I do not know for sure but if I was making the decision I would balance transaction cost savings against the basis lose in a price up tick. With that in mind the best buy is purchasing in large lots. However, they are subject to the same supply and demand as everyone else. The demand might exceed the supply requiring smaller lots over longer time. Anyway that would just be the way I would approach the problem. I often bring the wrong logic to a problem.
I am curious. Why do you think this is an institutional move rather than the normal run up between a declared dividend and an ex-dividend date?
@casey, it hasn't been my experience that you often bring the wrong logic to a problem.

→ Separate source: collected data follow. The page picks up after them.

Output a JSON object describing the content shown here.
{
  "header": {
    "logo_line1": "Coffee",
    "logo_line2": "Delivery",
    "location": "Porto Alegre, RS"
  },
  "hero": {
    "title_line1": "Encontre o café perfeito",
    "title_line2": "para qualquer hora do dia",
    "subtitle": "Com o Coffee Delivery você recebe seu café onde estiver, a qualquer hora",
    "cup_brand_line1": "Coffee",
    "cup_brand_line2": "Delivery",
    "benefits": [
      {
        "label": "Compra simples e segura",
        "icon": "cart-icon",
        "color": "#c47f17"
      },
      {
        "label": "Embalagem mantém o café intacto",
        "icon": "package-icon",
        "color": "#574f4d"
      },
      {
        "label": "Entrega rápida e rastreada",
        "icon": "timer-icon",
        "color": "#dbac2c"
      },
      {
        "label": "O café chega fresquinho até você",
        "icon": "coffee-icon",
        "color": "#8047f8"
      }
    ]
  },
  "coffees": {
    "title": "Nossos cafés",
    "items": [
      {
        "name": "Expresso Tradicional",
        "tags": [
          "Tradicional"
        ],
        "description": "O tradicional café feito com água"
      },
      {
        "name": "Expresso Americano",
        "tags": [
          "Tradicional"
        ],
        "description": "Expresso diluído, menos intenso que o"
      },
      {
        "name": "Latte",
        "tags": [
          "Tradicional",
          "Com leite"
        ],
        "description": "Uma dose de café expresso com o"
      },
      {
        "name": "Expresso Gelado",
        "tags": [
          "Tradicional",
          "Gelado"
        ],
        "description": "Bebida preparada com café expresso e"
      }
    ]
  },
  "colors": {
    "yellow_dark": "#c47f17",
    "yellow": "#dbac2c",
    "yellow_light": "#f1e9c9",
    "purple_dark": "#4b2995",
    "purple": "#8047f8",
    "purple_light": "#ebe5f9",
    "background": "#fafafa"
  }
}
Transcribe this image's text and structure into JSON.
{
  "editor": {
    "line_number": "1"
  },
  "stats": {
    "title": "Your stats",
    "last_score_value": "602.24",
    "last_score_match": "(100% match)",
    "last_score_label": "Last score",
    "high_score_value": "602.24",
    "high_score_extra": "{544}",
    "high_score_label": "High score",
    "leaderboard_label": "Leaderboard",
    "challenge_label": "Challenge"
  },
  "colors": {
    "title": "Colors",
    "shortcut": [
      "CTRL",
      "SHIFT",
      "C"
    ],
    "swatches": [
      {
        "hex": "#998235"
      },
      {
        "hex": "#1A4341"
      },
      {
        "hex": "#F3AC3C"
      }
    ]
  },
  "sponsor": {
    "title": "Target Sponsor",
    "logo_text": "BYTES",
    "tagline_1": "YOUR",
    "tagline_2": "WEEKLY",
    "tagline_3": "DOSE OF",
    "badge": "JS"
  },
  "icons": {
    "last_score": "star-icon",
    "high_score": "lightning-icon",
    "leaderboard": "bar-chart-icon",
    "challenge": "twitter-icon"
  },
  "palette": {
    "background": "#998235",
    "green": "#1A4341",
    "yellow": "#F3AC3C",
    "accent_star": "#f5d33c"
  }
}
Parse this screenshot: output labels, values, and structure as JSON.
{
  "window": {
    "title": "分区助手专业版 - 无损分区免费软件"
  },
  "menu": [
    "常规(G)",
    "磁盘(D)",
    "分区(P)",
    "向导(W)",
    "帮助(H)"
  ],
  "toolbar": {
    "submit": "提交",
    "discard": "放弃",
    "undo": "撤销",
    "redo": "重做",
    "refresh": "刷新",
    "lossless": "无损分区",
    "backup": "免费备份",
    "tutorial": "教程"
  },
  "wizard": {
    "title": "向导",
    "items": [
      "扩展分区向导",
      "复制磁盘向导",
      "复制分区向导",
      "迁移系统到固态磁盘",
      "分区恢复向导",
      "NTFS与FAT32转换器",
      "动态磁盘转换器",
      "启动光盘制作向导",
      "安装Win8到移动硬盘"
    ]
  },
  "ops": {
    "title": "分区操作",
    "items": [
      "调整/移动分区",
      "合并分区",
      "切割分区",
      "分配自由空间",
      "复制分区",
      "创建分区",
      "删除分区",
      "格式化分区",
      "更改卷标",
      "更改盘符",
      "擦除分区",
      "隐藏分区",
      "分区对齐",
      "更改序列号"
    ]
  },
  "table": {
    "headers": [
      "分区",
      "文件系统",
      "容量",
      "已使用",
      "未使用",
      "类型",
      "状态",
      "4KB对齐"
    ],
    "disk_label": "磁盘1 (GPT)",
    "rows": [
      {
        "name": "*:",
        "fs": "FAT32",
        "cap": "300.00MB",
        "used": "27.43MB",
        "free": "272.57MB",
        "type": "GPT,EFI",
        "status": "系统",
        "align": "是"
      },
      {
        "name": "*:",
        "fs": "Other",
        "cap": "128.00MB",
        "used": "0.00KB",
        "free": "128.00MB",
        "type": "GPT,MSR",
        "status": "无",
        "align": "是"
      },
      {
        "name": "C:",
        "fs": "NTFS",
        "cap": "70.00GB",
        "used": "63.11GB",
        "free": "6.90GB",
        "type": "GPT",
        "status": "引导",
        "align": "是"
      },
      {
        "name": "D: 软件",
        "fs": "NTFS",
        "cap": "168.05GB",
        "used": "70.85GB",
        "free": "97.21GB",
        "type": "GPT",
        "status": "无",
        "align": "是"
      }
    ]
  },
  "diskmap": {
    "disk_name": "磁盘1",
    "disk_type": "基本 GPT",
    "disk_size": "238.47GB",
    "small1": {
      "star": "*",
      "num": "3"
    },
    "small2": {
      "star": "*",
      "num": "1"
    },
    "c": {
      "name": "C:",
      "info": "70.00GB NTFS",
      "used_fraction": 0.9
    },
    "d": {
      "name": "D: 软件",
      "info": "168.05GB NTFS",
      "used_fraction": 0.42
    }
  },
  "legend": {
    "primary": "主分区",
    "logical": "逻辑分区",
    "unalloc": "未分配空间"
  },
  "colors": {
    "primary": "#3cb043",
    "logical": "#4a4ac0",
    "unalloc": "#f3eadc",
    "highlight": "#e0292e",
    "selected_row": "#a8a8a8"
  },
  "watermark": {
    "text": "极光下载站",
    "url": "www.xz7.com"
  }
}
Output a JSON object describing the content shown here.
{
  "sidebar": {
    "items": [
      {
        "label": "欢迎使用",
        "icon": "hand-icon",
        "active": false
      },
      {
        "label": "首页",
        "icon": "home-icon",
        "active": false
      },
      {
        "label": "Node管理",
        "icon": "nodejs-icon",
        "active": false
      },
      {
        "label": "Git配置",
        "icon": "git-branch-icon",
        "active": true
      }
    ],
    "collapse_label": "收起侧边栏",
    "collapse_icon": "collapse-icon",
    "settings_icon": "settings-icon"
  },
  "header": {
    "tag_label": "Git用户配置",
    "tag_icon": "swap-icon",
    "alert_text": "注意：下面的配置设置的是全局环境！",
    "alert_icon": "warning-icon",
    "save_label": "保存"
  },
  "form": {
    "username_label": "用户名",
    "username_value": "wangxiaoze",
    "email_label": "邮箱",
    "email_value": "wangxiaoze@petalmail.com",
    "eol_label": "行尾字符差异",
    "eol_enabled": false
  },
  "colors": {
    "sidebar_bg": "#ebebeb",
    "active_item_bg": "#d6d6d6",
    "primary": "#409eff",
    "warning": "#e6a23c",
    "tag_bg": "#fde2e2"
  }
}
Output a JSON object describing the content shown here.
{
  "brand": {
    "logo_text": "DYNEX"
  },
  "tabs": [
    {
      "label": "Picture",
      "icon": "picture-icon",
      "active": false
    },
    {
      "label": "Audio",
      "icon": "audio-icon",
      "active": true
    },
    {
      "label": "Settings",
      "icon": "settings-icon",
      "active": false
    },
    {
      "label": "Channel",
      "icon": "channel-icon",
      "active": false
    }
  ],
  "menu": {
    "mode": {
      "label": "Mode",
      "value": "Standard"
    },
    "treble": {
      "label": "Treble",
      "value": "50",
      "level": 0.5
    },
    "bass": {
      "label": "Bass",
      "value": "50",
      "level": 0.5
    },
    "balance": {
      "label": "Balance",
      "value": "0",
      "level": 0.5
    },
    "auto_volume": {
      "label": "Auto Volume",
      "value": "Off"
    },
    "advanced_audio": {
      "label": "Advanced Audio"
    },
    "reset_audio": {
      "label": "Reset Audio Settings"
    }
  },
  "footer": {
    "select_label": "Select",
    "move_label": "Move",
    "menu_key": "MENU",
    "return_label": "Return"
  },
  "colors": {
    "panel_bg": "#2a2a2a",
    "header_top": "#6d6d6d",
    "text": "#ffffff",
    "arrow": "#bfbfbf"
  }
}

Instead, I see a guy with excellent reasoning skills who combines the attractive trait of modesty with his intelligence (plus a sly wit).
Heh, well, before this starts sounding too much like a dating post, I'll add that on the potential runup before the Ex Dividend Date, that's a good idea as a potential cause, but during the last two quarters I've been watching carefully for any kind of price trading pattern around the divy dates with an eye towards trading them, but I haven't seen price moves of more than a few cents, certainly nothing like .28.
You seem to like to flatter people with reasoning skills less than your own. That's the only reason that I can come up with for why I have not received a similar compliment. If you give the same compliment to Stockboy I'll know the game is rigged.
I will go with your conclusion. Someday it will happen. This might be the it day. Where it is the day the stock moves to a reasonable valuation. My only hesitation is the up tick is clouded by other new news, the dividend. A valuation of 6 to 8 is not close to a reasonable valuation for the company. It is closer to a fair valuation.